Spoiler alert: If you’re looking for a hard-hitting expose of everything that’s wrong with RPL, look elsewhere.

I’m on record as saying that RPL is the most telling metric we have, and I stand by that with permission to amend, or permission to put all the stress on the last phrase: “The most telling metric we have.

That one of its core virtues needs to even be mentioned is an embarrassment to our industry, but it’s that RPL is hard to play games with. Revenue is, with the rarest and typically most disastrous of consequences, a real hard number for calendar year fiscal, cash basis reporting firms: Cash receipts from midnight January 1 through midnight December 31. The exceptions are not worth dwelling on, save to share with you the remark of a partner fleeing a firm flagrantly cooking its books who, when asked when the firm closed the year out, replied, “January 45th.”

Similarly, the number of lawyers at your firm is, or ought to be, trivial to determine. If anyone wants to quibble about part-time, flex, contract, or otherwise, can we just all be adults and stipulate FTE’s?

As I said, an embarrassment to have to mention, but there you have it. Now to substance.

For simplicity, let’s diagram this:

Pros Cons
Roughly represents what clients are willing to pay for a year to rent one of your lawyers, or put more directly, how much they value what you provide Different practice areas have intrinsically different rate structures and hence RPL’s
Fairly directly corresponds to span of your firm’s rate structure (high, medium, low) and rates roughly reflect sophistication/degree of difficulty of work performed Firms with higher leverage, all else equal, will have lower RPL—but leverage ratios are randomly correlated with quality of work
If your firm’s RPL is higher as against your peer group, may reflect how clients assess relative quality Rates vary notoriously by geography, and firms’ geographic center of gravity has nothing to do with sophistication or quality

I wonder if you discern the same pattern here that I do: It strikes me that RPL is much more significant in the context of any given firm from year to year than it is in service of trying to make cross-firm comparisons.

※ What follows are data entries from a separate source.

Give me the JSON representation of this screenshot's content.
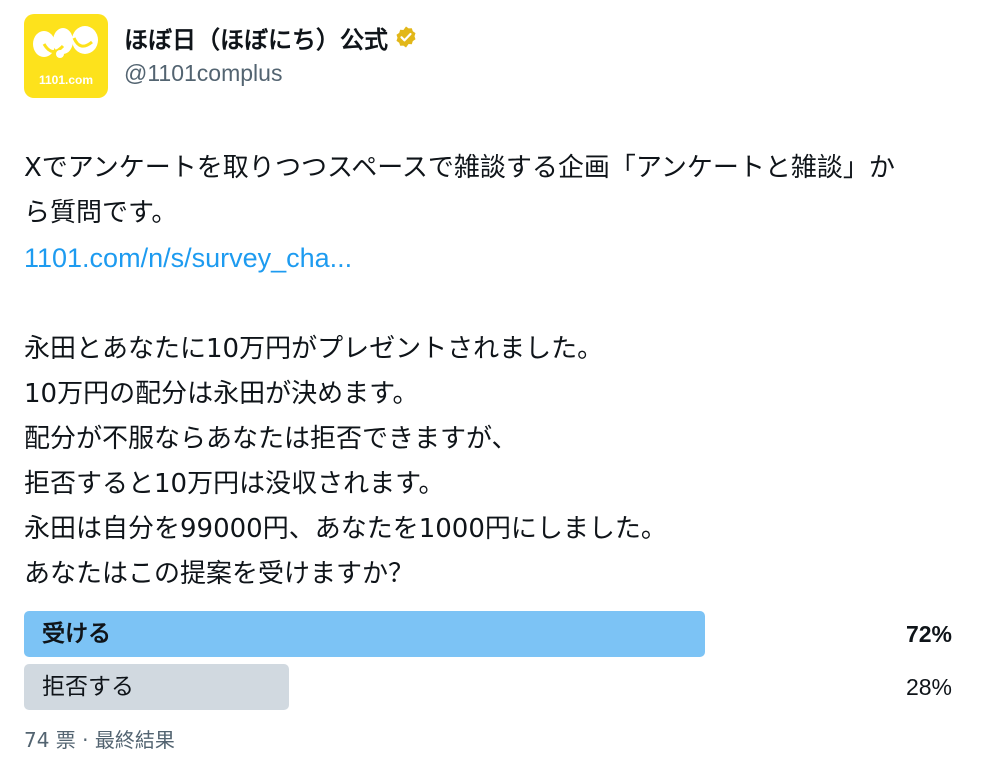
{
  "account": {
    "logo_text": "1101.com",
    "display_name": "ほぼ日（ほぼにち）公式",
    "verified_icon": "verified-badge-gold",
    "handle": "@1101complus"
  },
  "post": {
    "lines": [
      "Xでアンケートを取りつつスペースで雑談する企画「アンケートと雑談」か",
      "ら質問です。"
    ],
    "link": "1101.com/n/s/survey_cha...",
    "question_lines": [
      "永田とあなたに10万円がプレゼントされました。",
      "10万円の配分は永田が決めます。",
      "配分が不服ならあなたは拒否できますが、",
      "拒否すると10万円は没収されます。",
      "永田は自分を99000円、あなたを1000円にしました。",
      "あなたはこの提案を受けますか？"
    ]
  },
  "poll": {
    "options": [
      {
        "label": "受ける",
        "percent": "72%",
        "value": 72,
        "winner": true
      },
      {
        "label": "拒否する",
        "percent": "28%",
        "value": 28,
        "winner": false
      }
    ],
    "votes": "74 票",
    "separator": " · ",
    "status": "最終結果"
  },
  "colors": {
    "link": "#1d9bf0",
    "winner_bar": "#7cc3f5",
    "other_bar": "#d1d9e0",
    "logo_bg": "#fde21c",
    "verified": "#e2b719"
  }
}
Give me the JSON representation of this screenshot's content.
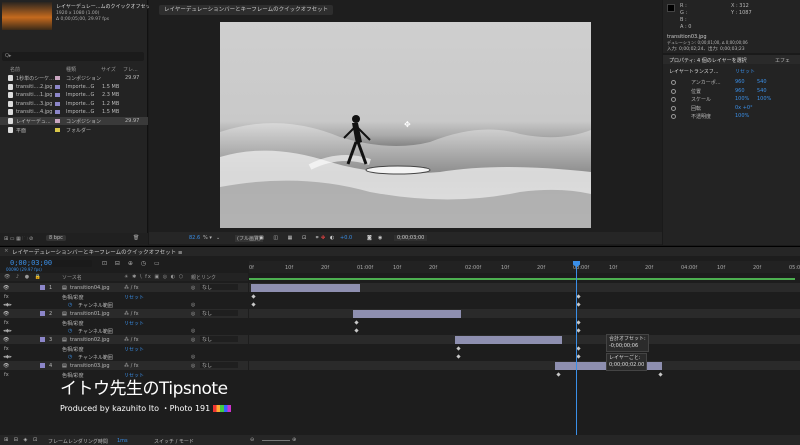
{
  "project": {
    "comp_name": "レイヤーデュレー...ムのクイックオフセット ▾",
    "comp_info_1": "1920 x 1080 (1.00)",
    "comp_info_2": "Δ 0;00;05;00, 29.97 fps",
    "search_placeholder": "Q▸",
    "columns": {
      "name": "名前",
      "type": "種類",
      "size": "サイズ",
      "frame": "フレ..."
    },
    "items": [
      {
        "name": "1秒単のシーケ...",
        "type": "コンポジション",
        "size": "",
        "frame": "29.97",
        "swatch": "#c9a6c0",
        "selected": false
      },
      {
        "name": "transiti....2.jpg",
        "type": "Importe...G",
        "size": "1.5 MB",
        "frame": "",
        "swatch": "#8c86c9",
        "selected": false
      },
      {
        "name": "transiti....1.jpg",
        "type": "Importe...G",
        "size": "2.3 MB",
        "frame": "",
        "swatch": "#8c86c9",
        "selected": false
      },
      {
        "name": "transiti....3.jpg",
        "type": "Importe...G",
        "size": "1.2 MB",
        "frame": "",
        "swatch": "#8c86c9",
        "selected": false
      },
      {
        "name": "transiti....4.jpg",
        "type": "Importe...G",
        "size": "1.5 MB",
        "frame": "",
        "swatch": "#8c86c9",
        "selected": false
      },
      {
        "name": "レイヤーデュ...",
        "type": "コンポジション",
        "size": "",
        "frame": "29.97",
        "swatch": "#c9a6c0",
        "selected": true
      },
      {
        "name": "平面",
        "type": "フォルダー",
        "size": "",
        "frame": "",
        "swatch": "#d9c74a",
        "selected": false
      }
    ],
    "bpc": "8 bpc"
  },
  "viewer": {
    "tab_label": "レイヤーデュレーションバーとキーフレームのクイックオフセット",
    "zoom": "82.6",
    "resolution": "(フル画質)",
    "exposure": "+0.0",
    "timecode": "0;00;03;00"
  },
  "info": {
    "r": "R :",
    "g": "G :",
    "b": "B :",
    "a": "A : 0",
    "x": "X : 312",
    "y": "Y : 1087",
    "file": "transition03.jpg",
    "duration": "デュレーション: 0;00;01;00, ∆ 0;00;00;06",
    "inout": "入力: 0;00;02;24、出力: 0;00;03;23"
  },
  "props": {
    "title": "プロパティ: 4 個のレイヤーを選択",
    "effects_tab": "エフェ",
    "section": "レイヤートランスフ...",
    "reset": "リセット",
    "rows": [
      {
        "label": "アンカーポ...",
        "v1": "960",
        "v2": "540"
      },
      {
        "label": "位置",
        "v1": "960",
        "v2": "540"
      },
      {
        "label": "スケール",
        "v1": "100%",
        "v2": "100%"
      },
      {
        "label": "回転",
        "v1": "0x +0°",
        "v2": ""
      },
      {
        "label": "不透明度",
        "v1": "100%",
        "v2": ""
      }
    ]
  },
  "timeline": {
    "title": "レイヤーデュレーションバーとキーフレームのクイックオフセット ≡",
    "timecode": "0;00;03;00",
    "timecode_sub": "00090 (29.97 fps)",
    "col_source": "ソース名",
    "col_parent": "親とリンク",
    "ruler": [
      "0f",
      "10f",
      "20f",
      "01:00f",
      "10f",
      "20f",
      "02:00f",
      "10f",
      "20f",
      "03:00f",
      "10f",
      "20f",
      "04:00f",
      "10f",
      "20f",
      "05:0"
    ],
    "layers": [
      {
        "num": "1",
        "name": "transition04.jpg",
        "parent": "なし",
        "sub": "色相/彩度",
        "reset": "リセット",
        "channel": "チャンネル範囲"
      },
      {
        "num": "2",
        "name": "transition01.jpg",
        "parent": "なし",
        "sub": "色相/彩度",
        "reset": "リセット",
        "channel": "チャンネル範囲"
      },
      {
        "num": "3",
        "name": "transition02.jpg",
        "parent": "なし",
        "sub": "色相/彩度",
        "reset": "リセット",
        "channel": "チャンネル範囲"
      },
      {
        "num": "4",
        "name": "transition03.jpg",
        "parent": "なし",
        "sub": "色相/彩度",
        "reset": "リセット",
        "channel": ""
      }
    ],
    "tooltip1_a": "合計オフセット:",
    "tooltip1_b": "-0;00;00;06",
    "tooltip2_a": "レイヤーごと:",
    "tooltip2_b": "0;00;00;02.00",
    "footer_render": "フレームレンダリング時間",
    "footer_ms": "1ms",
    "footer_switch": "スイッチ / モード"
  },
  "watermark": {
    "title": "イトウ先生のTipsnote",
    "subtitle": "Produced by kazuhito Ito ・Photo 191"
  }
}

Here are the general characteristics of firms with low RPL:

  • geographic center of gravity outside of the top global capital markets or leading metropolitan areas;
  • higher leverage; and/or
  • a preponderance of rate-sensitive practice areas.

Let’s visualize such a hypothetical firm. It’s based in the US South, Midwest, or Great Plains—pretty much anywhere except the Northeast Corridor, California, or major financial/commercial centers of gravity like Texas or Chicago—and it caters to price-sensitive clients, perhaps small and mid-sized privately held companies who tend not to have shockingly complex legal needs, and does so efficiently and effectively by deploying large numbers of associates per partner.

What, I ask you, is “wrong” with such a firm? It sounds like a very stable business, a sane place to work, and one providing valuable services to its clients which they personally appreciate. Yet I guarantee you its RPL is well below average.